Fortsetzungsgeschichte Bronzeguß: Die Blasebälge

Willkommen zum zweiten Kapitel der Fortsetzungsgeschichte Bronzeguß. Keine Sorge, ihr habt nichts verpasst – Kapitel 1 (der Ofen) ist immer noch erst angefangen, noch nicht fertig. Kommt schon noch.

Jetzt sind mal die Blasebalge dran, genauer gesagt bin ich seit letztem Wochenende dran. Entgegen erster Motivation kommt doch Fichtenholz zum Einsatz – ist einfach zu bekommen und preiswert, zudem noch leicht. Ziegenleder habe ich noch seit dem Markt in Golling, zum Glück habe ich da vorbeu gend eingekauft… leider halt ein bisschen weniger, als mir jetzt lieb wäre, deshalb ist die Größe der Luftpumpen schon deutlich unter das Planungsformat gerutscht. Na ja, weniger Volumen heißt dann eifriger pumpen!

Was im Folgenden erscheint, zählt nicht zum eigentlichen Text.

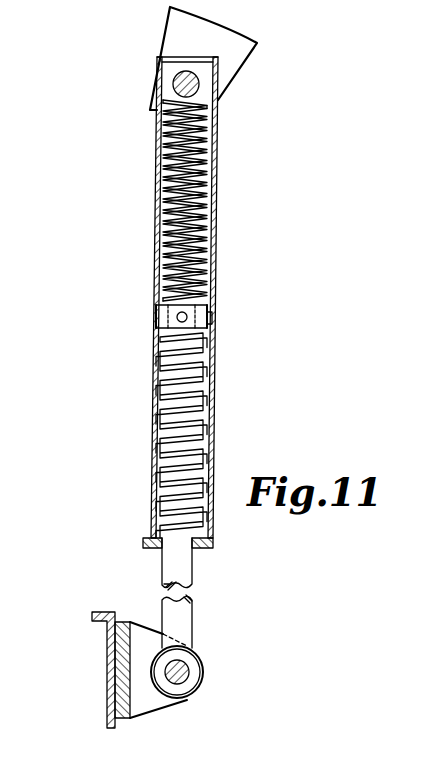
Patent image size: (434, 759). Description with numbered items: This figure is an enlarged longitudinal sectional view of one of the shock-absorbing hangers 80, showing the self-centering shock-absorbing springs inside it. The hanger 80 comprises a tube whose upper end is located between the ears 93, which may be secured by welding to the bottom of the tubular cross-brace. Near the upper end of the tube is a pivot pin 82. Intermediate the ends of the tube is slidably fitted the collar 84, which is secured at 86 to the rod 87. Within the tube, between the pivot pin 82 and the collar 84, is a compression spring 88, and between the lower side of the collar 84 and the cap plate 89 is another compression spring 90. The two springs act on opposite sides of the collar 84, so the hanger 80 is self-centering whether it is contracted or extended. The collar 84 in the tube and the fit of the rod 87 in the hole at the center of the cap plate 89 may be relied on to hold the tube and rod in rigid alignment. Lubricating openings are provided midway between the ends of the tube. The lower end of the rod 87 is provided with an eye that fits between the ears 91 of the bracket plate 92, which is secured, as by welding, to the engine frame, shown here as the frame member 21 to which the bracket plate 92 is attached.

The ears 93 is at (176, 33).
The pivot pin 82 is at (174, 80).
The biasing assembly 80 is at (221, 297).
The compression spring 88 is at (163, 232).
The collar securement 86 is at (179, 319).
The compression spring 90 is at (197, 398).
The cap plate 89 is at (143, 548).
The rod 87 is at (183, 560).
The bracket plate 92 is at (127, 622).
The wall 21 is at (110, 670).
The collar 84 is at (189, 673).
The ears 91 is at (158, 700).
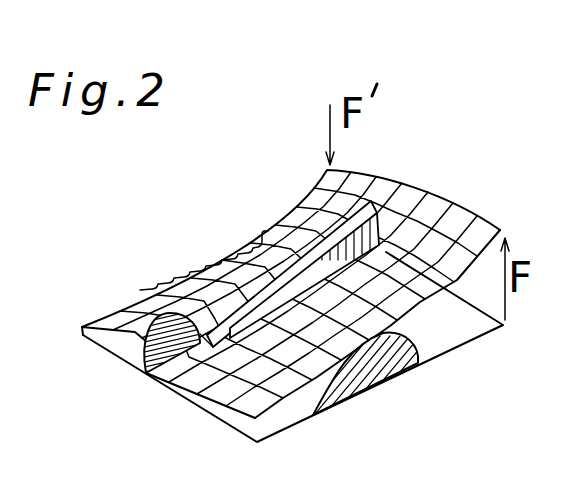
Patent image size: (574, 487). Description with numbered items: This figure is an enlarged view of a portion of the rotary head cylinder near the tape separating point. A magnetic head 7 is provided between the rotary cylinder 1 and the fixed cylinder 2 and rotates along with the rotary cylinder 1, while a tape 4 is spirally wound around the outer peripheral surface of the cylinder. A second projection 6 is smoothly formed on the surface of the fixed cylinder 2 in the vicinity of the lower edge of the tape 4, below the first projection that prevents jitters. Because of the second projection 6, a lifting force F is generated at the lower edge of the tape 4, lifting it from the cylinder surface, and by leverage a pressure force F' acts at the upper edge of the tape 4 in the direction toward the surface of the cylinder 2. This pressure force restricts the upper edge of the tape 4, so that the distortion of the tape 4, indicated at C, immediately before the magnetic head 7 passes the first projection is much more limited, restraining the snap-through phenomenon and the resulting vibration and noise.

The rotary cylinder 1 is at (336, 228).
The fixed cylinder 2 is at (178, 394).
The tape 4 is at (395, 180).
The second projection 6 is at (370, 374).
The magnetic head 7 is at (142, 362).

Bis jetzt sind mal die größeren Holzteile zugeschnitten und zusammengeleimt. Jeder Balg bekommt dann sein eigenes Ventil (damit man sie auch einzeln einsetzen kann - zum Kochfeuer anheizen oder so), beide Bälger werden dann in einem Y-Stück zusammengeführt, damit beim Feuer nur ein Rohr ankommt.

Auch hier gilt nun: Fortsetzung folgt…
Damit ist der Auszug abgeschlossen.